In many obvious ways, these pharmaceutical and imaging methods would represent a vast improvement—both morally and practically—over those traditional interrogation techniques that have become so distasteful to us today. The traditional techniques depend overwhelmingly on coercive combinations of fear, disorientation, and pain. The technological approach doesn't and is inherently more humane.
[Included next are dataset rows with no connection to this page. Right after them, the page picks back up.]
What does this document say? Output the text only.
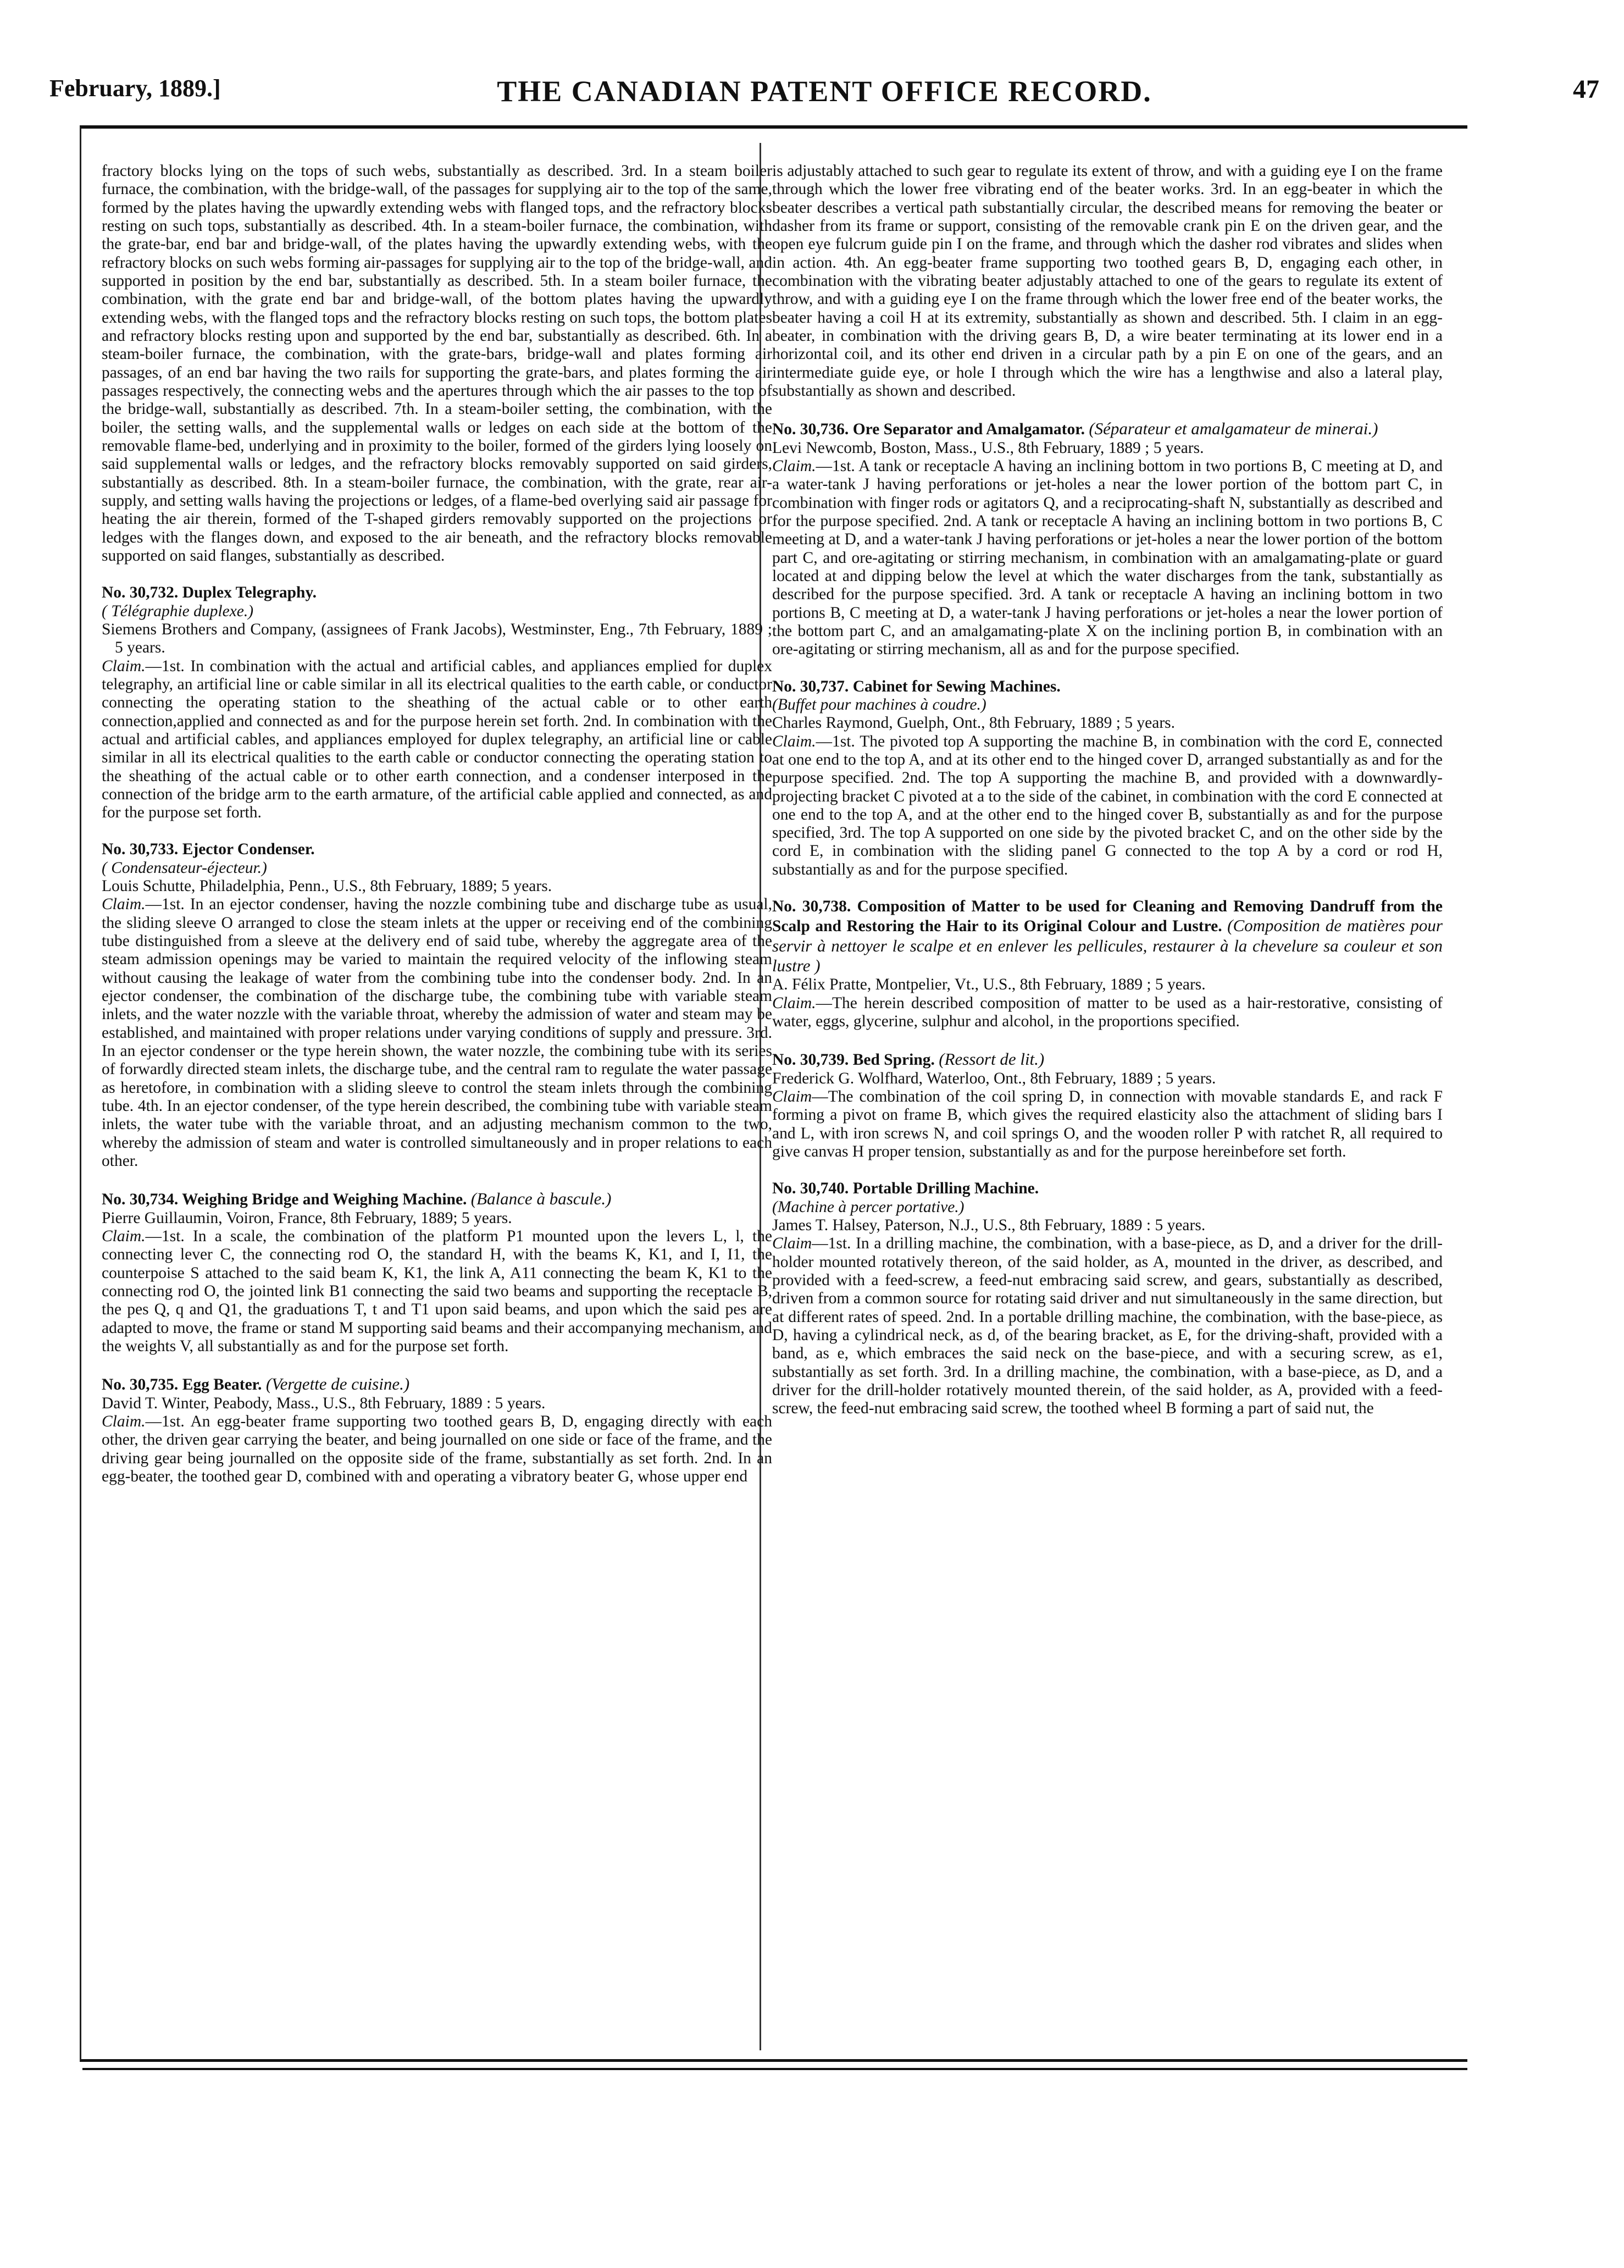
February, 1889.]	THE CANADIAN PATENT OFFICE RECORD.	47

fractory blocks lying on the tops of such webs, substantially as described. 3rd. In a steam boiler furnace, the combination, with the bridge-wall, of the passages for supplying air to the top of the same, formed by the plates having the upwardly extending webs with flanged tops, and the refractory blocks resting on such tops, substantially as described. 4th. In a steam-boiler furnace, the combination, with the grate-bar, end bar and bridge-wall, of the plates having the upwardly extending webs, with the refractory blocks on such webs forming air-passages for supplying air to the top of the bridge-wall, and supported in position by the end bar, substantially as described. 5th. In a steam boiler furnace, the combination, with the grate end bar and bridge-wall, of the bottom plates having the upwardly extending webs, with the flanged tops and the refractory blocks resting on such tops, the bottom plates and refractory blocks resting upon and supported by the end bar, substantially as described. 6th. In a steam-boiler furnace, the combination, with the grate-bars, bridge-wall and plates forming air passages, of an end bar having the two rails for supporting the grate-bars, and plates forming the air passages respectively, the connecting webs and the apertures through which the air passes to the top of the bridge-wall, substantially as described. 7th. In a steam-boiler setting, the combination, with the boiler, the setting walls, and the supplemental walls or ledges on each side at the bottom of the removable flame-bed, underlying and in proximity to the boiler, formed of the girders lying loosely on said supplemental walls or ledges, and the refractory blocks removably supported on said girders, substantially as described. 8th. In a steam-boiler furnace, the combination, with the grate, rear air-supply, and setting walls having the projections or ledges, of a flame-bed overlying said air passage for heating the air therein, formed of the T-shaped girders removably supported on the projections or ledges with the flanges down, and exposed to the air beneath, and the refractory blocks removable supported on said flanges, substantially as described.

No. 30,732. Duplex Telegraphy.

( Télégraphie duplexe.)

Siemens Brothers and Company, (assignees of Frank Jacobs), Westminster, Eng., 7th February, 1889 ; 5 years.

Claim.—1st. In combination with the actual and artificial cables, and appliances emplied for duplex telegraphy, an artificial line or cable similar in all its electrical qualities to the earth cable, or conductor connecting the operating station to the sheathing of the actual cable or to other earth connection,applied and connected as and for the purpose herein set forth. 2nd. In combination with the actual and artificial cables, and appliances employed for duplex telegraphy, an artificial line or cable similar in all its electrical qualities to the earth cable or conductor connecting the operating station to the sheathing of the actual cable or to other earth connection, and a condenser interposed in the connection of the bridge arm to the earth armature, of the artificial cable applied and connected, as and for the purpose set forth.

No. 30,733. Ejector Condenser.

( Condensateur-éjecteur.)

Louis Schutte, Philadelphia, Penn., U.S., 8th February, 1889; 5 years.

Claim.—1st. In an ejector condenser, having the nozzle combining tube and discharge tube as usual, the sliding sleeve O arranged to close the steam inlets at the upper or receiving end of the combining tube distinguished from a sleeve at the delivery end of said tube, whereby the aggregate area of the steam admission openings may be varied to maintain the required velocity of the inflowing steam without causing the leakage of water from the combining tube into the condenser body. 2nd. In an ejector condenser, the combination of the discharge tube, the combining tube with variable steam inlets, and the water nozzle with the variable throat, whereby the admission of water and steam may be established, and maintained with proper relations under varying conditions of supply and pressure. 3rd. In an ejector condenser or the type herein shown, the water nozzle, the combining tube with its series of forwardly directed steam inlets, the discharge tube, and the central ram to regulate the water passage as heretofore, in combination with a sliding sleeve to control the steam inlets through the combining tube. 4th. In an ejector condenser, of the type herein described, the combining tube with variable steam inlets, the water tube with the variable throat, and an adjusting mechanism common to the two, whereby the admission of steam and water is controlled simultaneously and in proper relations to each other.

No. 30,734. Weighing Bridge and Weighing Machine. (Balance à bascule.)

Pierre Guillaumin, Voiron, France, 8th February, 1889; 5 years.

Claim.—1st. In a scale, the combination of the platform P1 mounted upon the levers L, l, the connecting lever C, the connecting rod O, the standard H, with the beams K, K1, and I, I1, the counterpoise S attached to the said beam K, K1, the link A, A11 connecting the beam K, K1 to the connecting rod O, the jointed link B1 connecting the said two beams and supporting the receptacle B, the pes Q, q and Q1, the graduations T, t and T1 upon said beams, and upon which the said pes are adapted to move, the frame or stand M supporting said beams and their accompanying mechanism, and the weights V, all substantially as and for the purpose set forth.

No. 30,735. Egg Beater. (Vergette de cuisine.)

David T. Winter, Peabody, Mass., U.S., 8th February, 1889 : 5 years.

Claim.—1st. An egg-beater frame supporting two toothed gears B, D, engaging directly with each other, the driven gear carrying the beater, and being journalled on one side or face of the frame, and the driving gear being journalled on the opposite side of the frame, substantially as set forth. 2nd. In an egg-beater, the toothed gear D, combined with and operating a vibratory beater G, whose upper end

is adjustably attached to such gear to regulate its extent of throw, and with a guiding eye I on the frame through which the lower free vibrating end of the beater works. 3rd. In an egg-beater in which the beater describes a vertical path substantially circular, the described means for removing the beater or dasher from its frame or support, consisting of the removable crank pin E on the driven gear, and the open eye fulcrum guide pin I on the frame, and through which the dasher rod vibrates and slides when in action. 4th. An egg-beater frame supporting two toothed gears B, D, engaging each other, in combination with the vibrating beater adjustably attached to one of the gears to regulate its extent of throw, and with a guiding eye I on the frame through which the lower free end of the beater works, the beater having a coil H at its extremity, substantially as shown and described. 5th. I claim in an egg-beater, in combination with the driving gears B, D, a wire beater terminating at its lower end in a horizontal coil, and its other end driven in a circular path by a pin E on one of the gears, and an intermediate guide eye, or hole I through which the wire has a lengthwise and also a lateral play, substantially as shown and described.

No. 30,736. Ore Separator and Amalgamator. (Séparateur et amalgamateur de minerai.)

Levi Newcomb, Boston, Mass., U.S., 8th February, 1889 ; 5 years.

Claim.—1st. A tank or receptacle A having an inclining bottom in two portions B, C meeting at D, and a water-tank J having perforations or jet-holes a near the lower portion of the bottom part C, in combination with finger rods or agitators Q, and a reciprocating-shaft N, substantially as described and for the purpose specified. 2nd. A tank or receptacle A having an inclining bottom in two portions B, C meeting at D, and a water-tank J having perforations or jet-holes a near the lower portion of the bottom part C, and ore-agitating or stirring mechanism, in combination with an amalgamating-plate or guard located at and dipping below the level at which the water discharges from the tank, substantially as described for the purpose specified. 3rd. A tank or receptacle A having an inclining bottom in two portions B, C meeting at D, a water-tank J having perforations or jet-holes a near the lower portion of the bottom part C, and an amalgamating-plate X on the inclining portion B, in combination with an ore-agitating or stirring mechanism, all as and for the purpose specified.

No. 30,737. Cabinet for Sewing Machines.

(Buffet pour machines à coudre.)

Charles Raymond, Guelph, Ont., 8th February, 1889 ; 5 years.

Claim.—1st. The pivoted top A supporting the machine B, in combination with the cord E, connected at one end to the top A, and at its other end to the hinged cover D, arranged substantially as and for the purpose specified. 2nd. The top A supporting the machine B, and provided with a downwardly-projecting bracket C pivoted at a to the side of the cabinet, in combination with the cord E connected at one end to the top A, and at the other end to the hinged cover B, substantially as and for the purpose specified, 3rd. The top A supported on one side by the pivoted bracket C, and on the other side by the cord E, in combination with the sliding panel G connected to the top A by a cord or rod H, substantially as and for the purpose specified.

No. 30,738. Composition of Matter to be used for Cleaning and Removing Dandruff from the Scalp and Restoring the Hair to its Original Colour and Lustre. (Composition de matières pour servir à nettoyer le scalpe et en enlever les pellicules, restaurer à la chevelure sa couleur et son lustre )

A. Félix Pratte, Montpelier, Vt., U.S., 8th February, 1889 ; 5 years.

Claim.—The herein described composition of matter to be used as a hair-restorative, consisting of water, eggs, glycerine, sulphur and alcohol, in the proportions specified.

No. 30,739. Bed Spring. (Ressort de lit.)

Frederick G. Wolfhard, Waterloo, Ont., 8th February, 1889 ; 5 years.

Claim—The combination of the coil spring D, in connection with movable standards E, and rack F forming a pivot on frame B, which gives the required elasticity also the attachment of sliding bars I and L, with iron screws N, and coil springs O, and the wooden roller P with ratchet R, all required to give canvas H proper tension, substantially as and for the purpose hereinbefore set forth.

No. 30,740. Portable Drilling Machine.

(Machine à percer portative.)

James T. Halsey, Paterson, N.J., U.S., 8th February, 1889 : 5 years.

Claim—1st. In a drilling machine, the combination, with a base-piece, as D, and a driver for the drill-holder mounted rotatively thereon, of the said holder, as A, mounted in the driver, as described, and provided with a feed-screw, a feed-nut embracing said screw, and gears, substantially as described, driven from a common source for rotating said driver and nut simultaneously in the same direction, but at different rates of speed. 2nd. In a portable drilling machine, the combination, with the base-piece, as D, having a cylindrical neck, as d, of the bearing bracket, as E, for the driving-shaft, provided with a band, as e, which embraces the said neck on the base-piece, and with a securing screw, as e1, substantially as set forth. 3rd. In a drilling machine, the combination, with a base-piece, as D, and a driver for the drill-holder rotatively mounted therein, of the said holder, as A, provided with a feed-screw, the feed-nut embracing said screw, the toothed wheel B forming a part of said nut, the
More important, these new technologies may also prove more effective than traditional interrogation techniques. In addition to the obvious moral and political arguments against torture, it is commonly acknowledged that torture victims sometimes confess to whatever accusations are leveled at them and even fabricate facts to end the pain. New technologies may minimize these problems by monitoring involuntary responses and indicating when such fabrications occur.
The new methods also would reflect better on us. The outrage attending the news about Abu Ghraib probably wouldn't have arisen if the images featured detainees who weren't naked, hooded, or sexually posed as preludes to hostile interrogation. If prisoners instead had been wired to electroencephalographs or noninvasively examined by Functional MRI scanners to see whether they were telling the truth, the images would not have turned into emblems of degradation and humiliation. Would most Americans honestly consider this torture or abuse?
Of course, the advent of these new drugs and brain-scanning techniques doesn't remove the moral questions about whether they should be used on detainees. Consider a hypothetical pill, whose only side effect is slight nausea and a headache, that makes anyone who takes it tell the truth for 90 minutes. Should military and intelligence interrogators be able to force POWs or unlawful combatants to take the pill?
It's still a hard call. Critics always envision Manchurian Candidate-like brainwashing scenarios. Human rights advocates constantly worry that forcing the pill on prisoners would violate their rights to be free from self-incrimination. But it's not clear that these minimally invasive interrogation options would cross a hallowed legal line. After all, even in American criminal proceedings, the state can legally draw blood, take fingerprints, and obtain DNA for testing. And POWs and unlawful combatants are not in a criminal system but one where less-stringent protections are typically afforded. At the least, public policy debates should explore the possibility that the new interrogation techniques, if conducted appropriately, aren't inherently torture or abuse.
It isn't obvious, for example, that being attached to a Functional MRI scanner is the moral equivalent of being deprived of sleep for 36 hours in a cold cell. Being made to take a Paxil-like derivative isn't necessarily the legal equivalent of being forced to strip naked and simulate sex with another inmate. Interrogation methods based on non-consensual and passive medical interventions would give rise to criticism, but it's certainly plausible that in the eyes of international law they would be less objectionable than methods based on the threat and reality of physical beatings.
The goal here wouldn't be to update the CIA's notorious MK-Ultra "mind control" experiments of the 1950s, which administered LSD and performed other experiments on unwitting prisoners. Rather, the point would be to declare that, just as America's armed forces use precision-guided munitions and "smart bombs" to minimize civilian casualties, America's interrogation methods rely upon new technologies to decrease the risk of illegal abuse.
Even if torture and abuse were effective interrogation tactics, they intrinsically undermine the values American society says it stands for. By contrast, using minimally invasive technologies explicitly designed not to be harmful represents values that can be defended both at home and abroad.